The latest Amsterdam Neighborhood Watch meeting was held yesterday at the St. Stanislaus Church meeting hall. Moderated by Georgia O’Connor, the meeting featured TJ Czeski and John Sumpter from the Wishful Thinking Foundation, who gave an overview of their group’s accomplishments over the last two years, and their plans to see a recreation center built in Amsterdam.
Before the Wishful Thinking portion, Georgia began the meeting by saying that one of the reasons they meet is to come forward with problems, the other is to come up with solutions. “This isn’t just a grief session, where we air all of our grievances, it’s to come up with solutions. It’s us saying there’s a problem in our neighborhoods, and what are we going to do to fix it,” she said. She went on to say that she wants us to be aware of groups in our community that are doing good work, and that one such group is Wishful Thinking, whom she introduced.

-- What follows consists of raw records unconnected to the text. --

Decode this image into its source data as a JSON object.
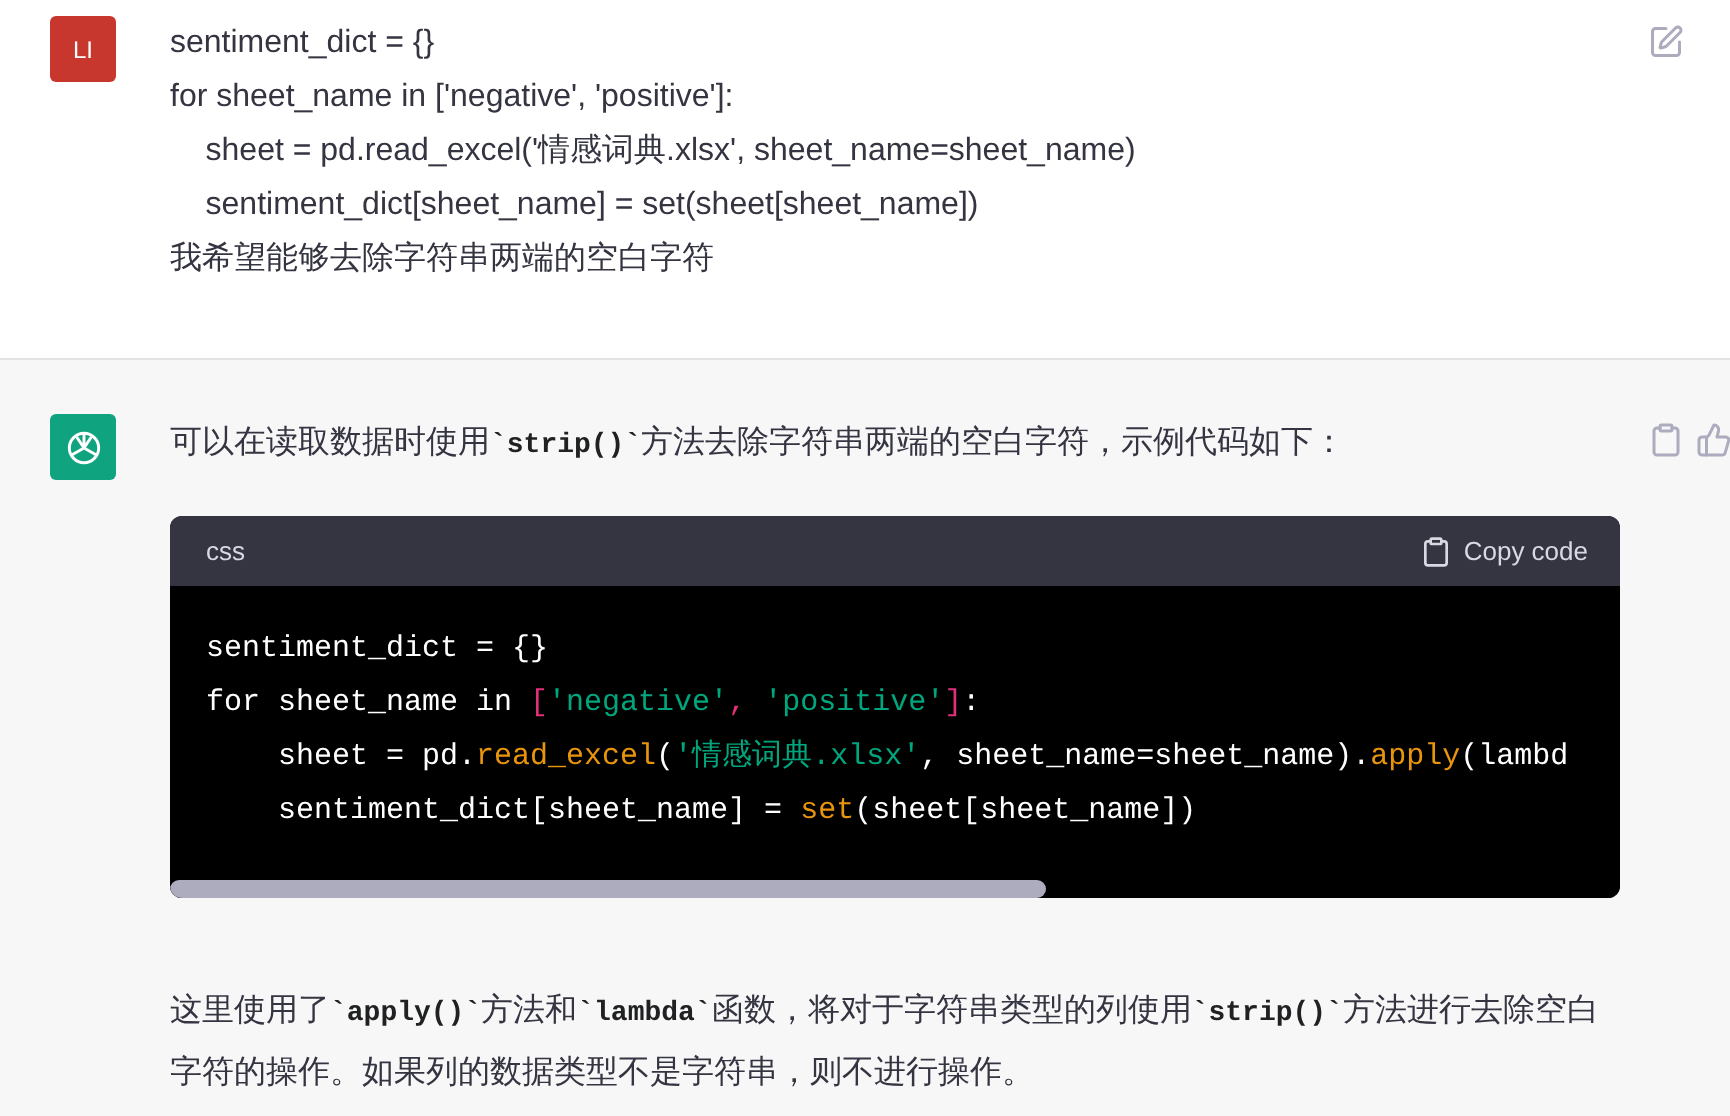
{
  "user_message": {
    "avatar": "LI",
    "lines": [
      "sentiment_dict = {}",
      "for sheet_name in ['negative', 'positive']:",
      "    sheet = pd.read_excel('情感词典.xlsx', sheet_name=sheet_name)",
      "    sentiment_dict[sheet_name] = set(sheet[sheet_name])",
      "我希望能够去除字符串两端的空白字符"
    ]
  },
  "assistant_message": {
    "intro": [
      {
        "kind": "text",
        "text": "可以在读取数据时使用"
      },
      {
        "kind": "code",
        "text": "`strip()`"
      },
      {
        "kind": "text",
        "text": "方法去除字符串两端的空白字符，示例代码如下："
      }
    ],
    "code_block": {
      "language": "css",
      "copy_label": "Copy code",
      "lines": [
        [
          {
            "kind": "plain",
            "text": "sentiment_dict = {}"
          }
        ],
        [
          {
            "kind": "plain",
            "text": "for sheet_name in "
          },
          {
            "kind": "punct",
            "text": "["
          },
          {
            "kind": "string",
            "text": "'negative'"
          },
          {
            "kind": "punct",
            "text": ", "
          },
          {
            "kind": "string",
            "text": "'positive'"
          },
          {
            "kind": "punct",
            "text": "]"
          },
          {
            "kind": "plain",
            "text": ":"
          }
        ],
        [
          {
            "kind": "plain",
            "text": "    sheet = pd."
          },
          {
            "kind": "call",
            "text": "read_excel"
          },
          {
            "kind": "plain",
            "text": "("
          },
          {
            "kind": "string",
            "text": "'情感词典.xlsx'"
          },
          {
            "kind": "plain",
            "text": ", sheet_name=sheet_name)."
          },
          {
            "kind": "call",
            "text": "apply"
          },
          {
            "kind": "plain",
            "text": "(lambd"
          }
        ],
        [
          {
            "kind": "plain",
            "text": "    sentiment_dict[sheet_name] = "
          },
          {
            "kind": "call",
            "text": "set"
          },
          {
            "kind": "plain",
            "text": "(sheet[sheet_name])"
          }
        ]
      ]
    },
    "outro": [
      {
        "kind": "text",
        "text": "这里使用了"
      },
      {
        "kind": "code",
        "text": "`apply()`"
      },
      {
        "kind": "text",
        "text": "方法和"
      },
      {
        "kind": "code",
        "text": "`lambda`"
      },
      {
        "kind": "text",
        "text": "函数，将对于字符串类型的列使用"
      },
      {
        "kind": "code",
        "text": "`strip()`"
      },
      {
        "kind": "text",
        "text": "方法进行去除空白字符的操作。如果列的数据类型不是字符串，则不进行操作。"
      }
    ]
  }
}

Czeski spoke first, explaining their founding after the tragic shootings of 2012 and chronicled their successes with youth basketball leagues and the current Homework Club program held at the Creative Connections Arts Center which gives students after school help with their homework. They explained how their programs give kids an alternative to crime and street life which is an important step toward civic responsibility.
John Sumpter said “In the cleanup [this past Saturday] we had eighty kids picking up trash. I don’t know if it’s something that we’ve done, either basketball or tutoring, they just know we care. The more they care, the more they understand, the more they respect.”
Sumpter went on to state that “a community recreation center is our number one priority. It may not happen soon, but maybe down the line. So if we can strive for that as a community, than, I think, we’ve accomplished something together.”
Later, O’Connor asked what each person could do to increase interest in the Neighborhood Watch, to which a gentleman in the audience asked if Georgia networked with other groups.
“I do. There are other groups who like to stay small…and they are having some of the same issues – three or five or ten people coming to meetings, as well. This is the largest Neighborhood Watch meeting that goes on in the city, but there are areas that I don’t see represented much, so how do we reach out to them,” she said. “We have a pretty good Neighborhood Watch program. Not in all areas but a good core group of volunteers, like all of you who come to the meetings and keep a watch on each other. I think that’s really making a difference.”
On what being involved with Neighborhood Watch meant, O’Connor said, “basically, it’s a commitment to watch out for one another. It means being a good neighbor. If you see someone suspicious in your neighborhood, if you see someone of concern, you make a phone call to the Police Department and say ‘I see someone suspicious and my neighbor isn’t home.’”
She talked a little of a free online service called Nixle, where you can sign up for emails or text messages from the Amsterdam Police Department. It will alert you to anything that concerns public safety, such as police alerts or even snow emergencies.
Police Chief Culick and Sgt. Nethaway discussed an upcoming “Breakout” party in the 4th Ward area, by a local motorcycle club this weekend.
“We’ve never had a motorcycle club in the city before. An organized club that wants to have a breakout party. They asked for a street permit to block off the street. That was denied, so they’re going to do something on private property,” said Culick.
He went on to say, “I met with the gentleman who wants to put this on…I don’t anticipate any problems, but we’ll be there just in case there is…We met with the State Police, the crime intelligence unit, and there’s never been a problem with [these] breakout parties. They don’t want any trouble.”
One resident said that she had read about the biker groups and how they were professionals like doctors and lawyers. According to Culick, many in the group do have professional jobs and he thought it was unlikely there would be any problems.
“I just wanted to give everybody the heads up,” he said.